Distributor is cured to the camshaft I purchase. Why would the distributor be the problem if it runs fine from gas from an external pump and not from the cars fuel pump. Not and ignition issue.
 
Is your fuel cap a breathable type ? Possible breather pipe blocked with debris causing a vacuum in the tank and not allowing fuel to flow or slowing fuel delivery down.

Breather is blocked off sine I am no longer running a charcoal canister. I am using a vented gas cap. Ive been using the same setup for the past 4 weeks. If anything tank, lines etc are all better than they were and still the issue.
 
I have seen the pump eccentrics wear out. When you built it, did you look at it closely? Here is something you can try, but be VERY careful. Run the car on the electric and the mason jar. Leave the mechanical hooked up but the output into a gas can. See what level of fuel it is putting out over time.
 
Oh, try and run it with the gas cap off. That eliminates the vent issue if it still does it.
 
This may be a possibility, going to find out how much PSI these pumps are putting out. Just odd how this was working just fine yesterday.

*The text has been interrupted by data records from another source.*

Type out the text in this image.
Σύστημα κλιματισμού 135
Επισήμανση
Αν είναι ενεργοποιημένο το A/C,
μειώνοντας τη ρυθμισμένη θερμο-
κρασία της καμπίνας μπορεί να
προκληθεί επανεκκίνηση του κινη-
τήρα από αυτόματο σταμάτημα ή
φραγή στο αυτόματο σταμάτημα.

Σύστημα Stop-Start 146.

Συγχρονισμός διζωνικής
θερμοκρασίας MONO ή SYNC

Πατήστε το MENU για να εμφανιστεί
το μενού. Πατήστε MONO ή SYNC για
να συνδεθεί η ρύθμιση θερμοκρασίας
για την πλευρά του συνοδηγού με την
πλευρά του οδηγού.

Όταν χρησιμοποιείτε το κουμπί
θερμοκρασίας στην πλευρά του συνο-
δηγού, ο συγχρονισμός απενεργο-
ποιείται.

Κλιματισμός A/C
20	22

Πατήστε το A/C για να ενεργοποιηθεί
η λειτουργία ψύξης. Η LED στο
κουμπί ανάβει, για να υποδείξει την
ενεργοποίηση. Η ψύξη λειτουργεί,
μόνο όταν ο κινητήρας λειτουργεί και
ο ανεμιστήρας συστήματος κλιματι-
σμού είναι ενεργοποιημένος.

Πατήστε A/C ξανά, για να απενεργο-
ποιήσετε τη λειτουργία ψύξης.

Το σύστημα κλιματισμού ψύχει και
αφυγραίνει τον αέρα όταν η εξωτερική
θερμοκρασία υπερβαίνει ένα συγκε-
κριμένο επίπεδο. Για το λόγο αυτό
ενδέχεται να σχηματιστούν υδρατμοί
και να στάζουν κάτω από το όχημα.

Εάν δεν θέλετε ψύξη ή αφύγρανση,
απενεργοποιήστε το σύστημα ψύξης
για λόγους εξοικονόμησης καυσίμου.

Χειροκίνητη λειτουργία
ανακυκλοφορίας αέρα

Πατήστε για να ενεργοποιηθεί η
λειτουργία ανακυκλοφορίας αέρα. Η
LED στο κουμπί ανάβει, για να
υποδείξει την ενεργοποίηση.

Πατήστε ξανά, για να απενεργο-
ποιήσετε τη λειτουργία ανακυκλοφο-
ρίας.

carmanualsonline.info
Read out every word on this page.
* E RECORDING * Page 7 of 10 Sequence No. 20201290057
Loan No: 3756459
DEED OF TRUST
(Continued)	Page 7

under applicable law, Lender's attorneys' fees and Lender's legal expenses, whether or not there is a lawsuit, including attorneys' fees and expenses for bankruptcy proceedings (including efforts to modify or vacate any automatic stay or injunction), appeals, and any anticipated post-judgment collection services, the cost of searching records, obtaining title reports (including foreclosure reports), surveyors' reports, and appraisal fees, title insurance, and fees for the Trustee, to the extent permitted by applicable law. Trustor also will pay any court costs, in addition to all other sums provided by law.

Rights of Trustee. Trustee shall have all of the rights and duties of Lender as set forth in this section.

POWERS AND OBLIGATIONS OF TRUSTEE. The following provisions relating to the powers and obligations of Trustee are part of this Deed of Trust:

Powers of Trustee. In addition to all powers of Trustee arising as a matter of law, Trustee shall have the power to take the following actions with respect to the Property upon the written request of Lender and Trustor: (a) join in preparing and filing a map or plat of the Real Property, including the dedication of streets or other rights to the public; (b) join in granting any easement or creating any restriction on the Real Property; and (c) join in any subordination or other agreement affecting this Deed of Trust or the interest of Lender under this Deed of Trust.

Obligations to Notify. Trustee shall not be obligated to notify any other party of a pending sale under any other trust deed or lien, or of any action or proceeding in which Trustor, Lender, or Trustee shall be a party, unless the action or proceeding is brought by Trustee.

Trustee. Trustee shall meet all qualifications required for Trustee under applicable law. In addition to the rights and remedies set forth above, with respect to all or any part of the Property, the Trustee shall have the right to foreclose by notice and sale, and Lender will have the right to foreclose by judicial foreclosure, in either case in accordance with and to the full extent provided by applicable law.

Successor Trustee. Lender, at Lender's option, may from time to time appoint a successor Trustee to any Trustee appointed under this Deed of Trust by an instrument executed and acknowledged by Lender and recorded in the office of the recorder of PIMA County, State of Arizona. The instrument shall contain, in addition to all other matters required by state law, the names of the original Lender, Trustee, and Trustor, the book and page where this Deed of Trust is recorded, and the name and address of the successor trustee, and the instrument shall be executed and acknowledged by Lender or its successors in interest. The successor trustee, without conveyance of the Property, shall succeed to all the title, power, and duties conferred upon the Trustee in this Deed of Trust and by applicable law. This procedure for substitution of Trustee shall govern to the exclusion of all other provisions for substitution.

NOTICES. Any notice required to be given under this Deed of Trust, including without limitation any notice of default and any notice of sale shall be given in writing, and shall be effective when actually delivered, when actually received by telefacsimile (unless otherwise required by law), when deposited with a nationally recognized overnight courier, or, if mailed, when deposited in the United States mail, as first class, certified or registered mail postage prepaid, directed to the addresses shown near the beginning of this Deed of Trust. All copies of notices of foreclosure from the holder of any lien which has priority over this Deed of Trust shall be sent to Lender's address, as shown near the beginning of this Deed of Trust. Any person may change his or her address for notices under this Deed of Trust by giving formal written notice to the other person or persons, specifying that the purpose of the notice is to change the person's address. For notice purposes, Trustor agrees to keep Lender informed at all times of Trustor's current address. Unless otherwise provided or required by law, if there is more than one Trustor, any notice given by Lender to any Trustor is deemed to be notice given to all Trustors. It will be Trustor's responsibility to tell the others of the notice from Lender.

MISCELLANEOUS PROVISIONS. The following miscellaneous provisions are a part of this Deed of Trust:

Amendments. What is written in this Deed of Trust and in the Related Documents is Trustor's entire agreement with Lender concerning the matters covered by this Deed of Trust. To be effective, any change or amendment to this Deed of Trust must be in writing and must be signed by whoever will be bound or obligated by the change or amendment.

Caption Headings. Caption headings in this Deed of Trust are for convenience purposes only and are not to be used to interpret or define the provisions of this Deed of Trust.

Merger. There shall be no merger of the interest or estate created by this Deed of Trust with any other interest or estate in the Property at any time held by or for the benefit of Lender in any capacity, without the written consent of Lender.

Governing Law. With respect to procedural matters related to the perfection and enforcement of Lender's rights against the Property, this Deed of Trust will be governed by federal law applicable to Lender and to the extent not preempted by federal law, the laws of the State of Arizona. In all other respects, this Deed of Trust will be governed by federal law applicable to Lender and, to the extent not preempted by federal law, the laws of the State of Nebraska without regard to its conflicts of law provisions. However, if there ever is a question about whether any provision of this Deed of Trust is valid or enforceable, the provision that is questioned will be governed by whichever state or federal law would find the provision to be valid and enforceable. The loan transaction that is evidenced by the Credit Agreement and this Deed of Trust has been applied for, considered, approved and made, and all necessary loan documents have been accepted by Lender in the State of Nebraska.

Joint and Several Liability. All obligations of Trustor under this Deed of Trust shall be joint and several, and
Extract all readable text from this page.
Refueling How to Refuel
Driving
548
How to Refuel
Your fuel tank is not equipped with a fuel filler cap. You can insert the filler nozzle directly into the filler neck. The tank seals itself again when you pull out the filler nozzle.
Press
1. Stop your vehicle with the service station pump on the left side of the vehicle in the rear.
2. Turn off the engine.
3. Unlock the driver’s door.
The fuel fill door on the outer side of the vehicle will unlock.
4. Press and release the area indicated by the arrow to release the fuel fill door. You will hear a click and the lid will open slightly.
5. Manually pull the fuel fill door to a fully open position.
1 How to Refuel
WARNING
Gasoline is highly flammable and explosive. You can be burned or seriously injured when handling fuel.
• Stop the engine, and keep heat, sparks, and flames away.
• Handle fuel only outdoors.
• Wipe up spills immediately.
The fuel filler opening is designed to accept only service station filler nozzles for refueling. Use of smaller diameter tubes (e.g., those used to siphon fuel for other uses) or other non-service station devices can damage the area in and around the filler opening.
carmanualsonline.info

I still think it is too much fuel pressure and its flooding. I drove my Challenger for several weeks before my flooding problem started to happen. I put an inline gauge, fuel filter and the pressure regulator so I could monitor the pressure and once I set it at 5.5 psi I never had the problem again. The fuel pressure should be addressed in the manual you got with the new carb. Here is a pic of my set up, regulator is mounted on the passenger fender well.
engine2 (2).jpg
 
Found it on page 3 of the manual that covers most edelbrock carbs.

6. Do not use more than 6.5 PSI fuel pressure. Excessive fuel pressure may cause flooding. If your fuel pressure is too high, install an adjustable pressure regulator, such as Edelbrock #8190.
 
Well I found out what the problem was when I took the fuel pump off I use the screwdriver and could feel that the pump Drive lobe was loose. Took everything apart and I was expecting the bolt to be loose but the bolt was actually tight. it looks like the Woodruff key was getting ground down where the cam Drive lobe attaches not sure how this happened but it looks like all I have to do his replace the key has anybody ever had this happened before? Could the key of been installed incorrectly? Here's some pictures of the key
1019201402.jpg
1019201405.jpg
 
Not really surprised, it should be pretty easy to remove the key and reinstall a new one. I would replace the eccentric also. The slot might be opened up. The single attachment bolt is not the greatest design. They make a nice thick washer to go behind the bolt.